If you have questions about FD/MAS or why FD/MAS research would benefit the military, you can also contact the Fibrous Dysplasia Foundation at firstname.lastname@example.org.
Thank you for listening.
About FDF and Advocacy
There are many ways that the Fibrous Dysplasia Foundation practices advocacy on behalf of persons with fibrous dysplasia, McCune-Albright syndrome and related bone diseases. The FD Foundation involves itself in efforts to educate federal and state officials about:
- the importance of funding basic research,
- the need to mandate access to empirically-supported treatments for the diverse symptoms of these diseases, and
- why rare disease clinical trials are critical to test medications and new treatment regimes.
Are you passionate about change through public policy, please contact us and introduce yourself!
April 2018 – Executive Director Deanna Portero is named Co-Chair of the EveryLife Foundation Public Policy Working Group.
February 2018 – Executive Director Deanna Portero addresses the Rare Disease Congressional Caucus on the urgent need for additional incentives for rare disease drug development.

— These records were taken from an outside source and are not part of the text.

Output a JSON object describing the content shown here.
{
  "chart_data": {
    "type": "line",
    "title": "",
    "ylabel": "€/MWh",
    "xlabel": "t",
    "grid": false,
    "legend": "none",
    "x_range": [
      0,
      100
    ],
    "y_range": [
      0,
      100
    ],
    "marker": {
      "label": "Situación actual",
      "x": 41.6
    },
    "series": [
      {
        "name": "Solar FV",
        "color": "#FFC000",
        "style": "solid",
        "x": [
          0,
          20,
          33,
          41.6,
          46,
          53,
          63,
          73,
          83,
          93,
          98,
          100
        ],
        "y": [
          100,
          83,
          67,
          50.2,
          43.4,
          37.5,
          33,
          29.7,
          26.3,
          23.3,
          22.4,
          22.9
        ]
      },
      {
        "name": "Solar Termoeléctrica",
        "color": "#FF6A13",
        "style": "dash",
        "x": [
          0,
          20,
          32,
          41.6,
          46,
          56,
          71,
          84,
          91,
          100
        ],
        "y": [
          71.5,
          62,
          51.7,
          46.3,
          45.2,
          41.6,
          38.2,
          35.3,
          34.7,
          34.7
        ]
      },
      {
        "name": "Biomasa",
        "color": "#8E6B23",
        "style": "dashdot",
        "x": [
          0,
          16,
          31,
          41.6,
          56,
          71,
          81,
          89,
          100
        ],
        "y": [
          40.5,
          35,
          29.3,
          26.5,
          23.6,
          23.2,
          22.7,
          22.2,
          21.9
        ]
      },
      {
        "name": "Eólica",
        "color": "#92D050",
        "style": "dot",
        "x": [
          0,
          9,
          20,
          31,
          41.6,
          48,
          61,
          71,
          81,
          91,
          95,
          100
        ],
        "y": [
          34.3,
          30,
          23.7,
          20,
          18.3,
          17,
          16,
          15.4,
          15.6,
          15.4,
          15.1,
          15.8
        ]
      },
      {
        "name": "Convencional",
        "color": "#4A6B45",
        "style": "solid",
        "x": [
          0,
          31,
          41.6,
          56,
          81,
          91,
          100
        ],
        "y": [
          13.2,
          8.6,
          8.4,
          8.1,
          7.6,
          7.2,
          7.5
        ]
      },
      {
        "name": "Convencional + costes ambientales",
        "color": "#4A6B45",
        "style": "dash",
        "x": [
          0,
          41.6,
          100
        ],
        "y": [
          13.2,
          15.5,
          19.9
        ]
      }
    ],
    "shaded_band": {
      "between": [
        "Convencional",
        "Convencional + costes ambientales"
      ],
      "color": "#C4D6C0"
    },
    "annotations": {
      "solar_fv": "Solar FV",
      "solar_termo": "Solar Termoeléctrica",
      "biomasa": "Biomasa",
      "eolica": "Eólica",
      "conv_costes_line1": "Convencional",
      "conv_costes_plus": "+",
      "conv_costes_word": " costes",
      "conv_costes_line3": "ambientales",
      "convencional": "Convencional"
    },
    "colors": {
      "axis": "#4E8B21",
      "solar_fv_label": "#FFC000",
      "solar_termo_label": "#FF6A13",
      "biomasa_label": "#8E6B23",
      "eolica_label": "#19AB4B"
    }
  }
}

Watch her presentation here.
February 2017 – Fibrous dysplasia was one of just thirteen diseases mentioned in the Senate resolution designating February 28, 2017 as Rare Disease Day. Fibrous Dysplasia Foundation becomes an official Rare Disease Day partner.
November 2016 – In order to take more ownership and responsibility for strong NIH funding, Fibrous Dysplasia Foundation joins the Friends of the National Institutes of Dental and Craniofacial Research and the National Institute of Arthritis and Musculoskeletal and Skin Diseases Coalition.
March 2010 – The FD Foundation gains 13 Champions. Led by Senator John Kerry and Congressman James McGovern of Massachusetts, six senators and 7 congressional representatives sent a letter to the head of the NIH, Dr. Francis Collins in March, 2010, urging the NIH to continue funding research on rare diseases like FD/MAS.
April 2010 – The FD Foundation joins the National Organization of Rare Diseases.